On December 20, 2010, a report by the PBS NewsHour exposed a document that contained dozens of government usernames and passwords. The document, which was published on the NewsHour website, was only known to InternetFeds. It became clear that someone among the ranks was a mole.
Paranoia swept through the room. There were discussions of who the mole might be. A hacker named Switch was a popular guess. Some people thought it was me. (I later said I gave the documents to NewsHour.)
Several other incidents took place that added to the paranoia. The website of New York’s Green Party, which InternetFeds planned to attack in an “epic owning,” was defaced without the approval of the room’s members. An article on the Los Angeles Times’ website was defaced by a hacker, again without collective approval.
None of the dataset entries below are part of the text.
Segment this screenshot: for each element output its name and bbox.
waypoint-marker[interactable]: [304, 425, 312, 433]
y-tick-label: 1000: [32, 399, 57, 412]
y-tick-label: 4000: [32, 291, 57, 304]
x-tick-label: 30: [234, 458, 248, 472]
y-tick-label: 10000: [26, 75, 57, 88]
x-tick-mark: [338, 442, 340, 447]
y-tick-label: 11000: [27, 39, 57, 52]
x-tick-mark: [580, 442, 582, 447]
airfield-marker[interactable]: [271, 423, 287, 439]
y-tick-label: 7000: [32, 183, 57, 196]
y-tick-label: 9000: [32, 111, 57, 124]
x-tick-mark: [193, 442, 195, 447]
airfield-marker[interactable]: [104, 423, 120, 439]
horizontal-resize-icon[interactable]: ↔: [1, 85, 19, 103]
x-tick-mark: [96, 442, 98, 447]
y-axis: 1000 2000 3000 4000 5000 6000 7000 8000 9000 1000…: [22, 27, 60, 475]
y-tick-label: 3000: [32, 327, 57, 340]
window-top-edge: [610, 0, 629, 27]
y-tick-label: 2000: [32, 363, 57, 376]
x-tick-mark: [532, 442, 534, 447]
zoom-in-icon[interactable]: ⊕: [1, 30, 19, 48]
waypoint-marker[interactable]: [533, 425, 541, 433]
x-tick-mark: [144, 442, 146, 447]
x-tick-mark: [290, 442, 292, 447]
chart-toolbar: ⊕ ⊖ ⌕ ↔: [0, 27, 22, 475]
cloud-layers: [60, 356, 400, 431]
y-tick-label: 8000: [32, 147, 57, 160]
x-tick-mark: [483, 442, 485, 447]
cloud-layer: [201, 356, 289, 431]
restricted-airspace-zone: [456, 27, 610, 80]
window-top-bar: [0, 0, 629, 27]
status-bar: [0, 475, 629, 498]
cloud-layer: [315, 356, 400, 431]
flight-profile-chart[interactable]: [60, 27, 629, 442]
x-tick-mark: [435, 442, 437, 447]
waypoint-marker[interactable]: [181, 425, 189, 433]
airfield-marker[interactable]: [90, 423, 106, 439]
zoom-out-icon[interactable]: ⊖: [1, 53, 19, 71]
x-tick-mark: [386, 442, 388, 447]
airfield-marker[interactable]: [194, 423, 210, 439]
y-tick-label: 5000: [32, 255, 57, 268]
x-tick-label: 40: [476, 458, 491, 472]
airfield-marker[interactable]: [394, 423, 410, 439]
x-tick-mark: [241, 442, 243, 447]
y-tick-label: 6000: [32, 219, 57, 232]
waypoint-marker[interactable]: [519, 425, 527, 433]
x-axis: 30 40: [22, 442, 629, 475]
In early January 2011, Sabu and Chronom decided to close the room and start over somewhere else. They would invite some members of InternetFeds to the new room if they passed a “test” — usually involving committing some sort of computer crime.
I was kicked out.
Sabu sent me a message on the evening I was cut from the room. I told him that I recorded the conversations that took place in the InternetFeds chat room — not as text logs, but as screen shots, just to refute any future claims that the text had been manipulated if they were discovered or published. Sabu was unhappy.
At the time InternetFeds started to unravel, nobody outside Anonymous knew the names “Sabu,” “Kayla,” or “Topiary.” Many within Anonymous didn’t know those names either. Sabu hadn’t become a hacking celebrity with over 20,000 Twitter followers. The InternetFeds leader was upset at the thought of being exposed, and perhaps being caught.
“I’m not a snitch,” he wrote to me in our final conversation in January 2011. “If I get raided right now, I will slam my laptop into the [floor] so hard the hard drive would not be recoverable. I’ll go in, and request a lawyer, and shut the fuck up.”
He said he would try to destroy the reputation of anyone who might expose him or ruin his reputation or that of Anonymous. He’d release personal information about any individual whom he considered his enemy or Anonymous’ enemy. He’d steal their credit card information and charge hundreds of dollars in charitable donations. He’d invent stories so as to discredit any whistleblower or hacker-turned-informant.
The FBI arrested him in June. Presumably, he started talking soon afterward.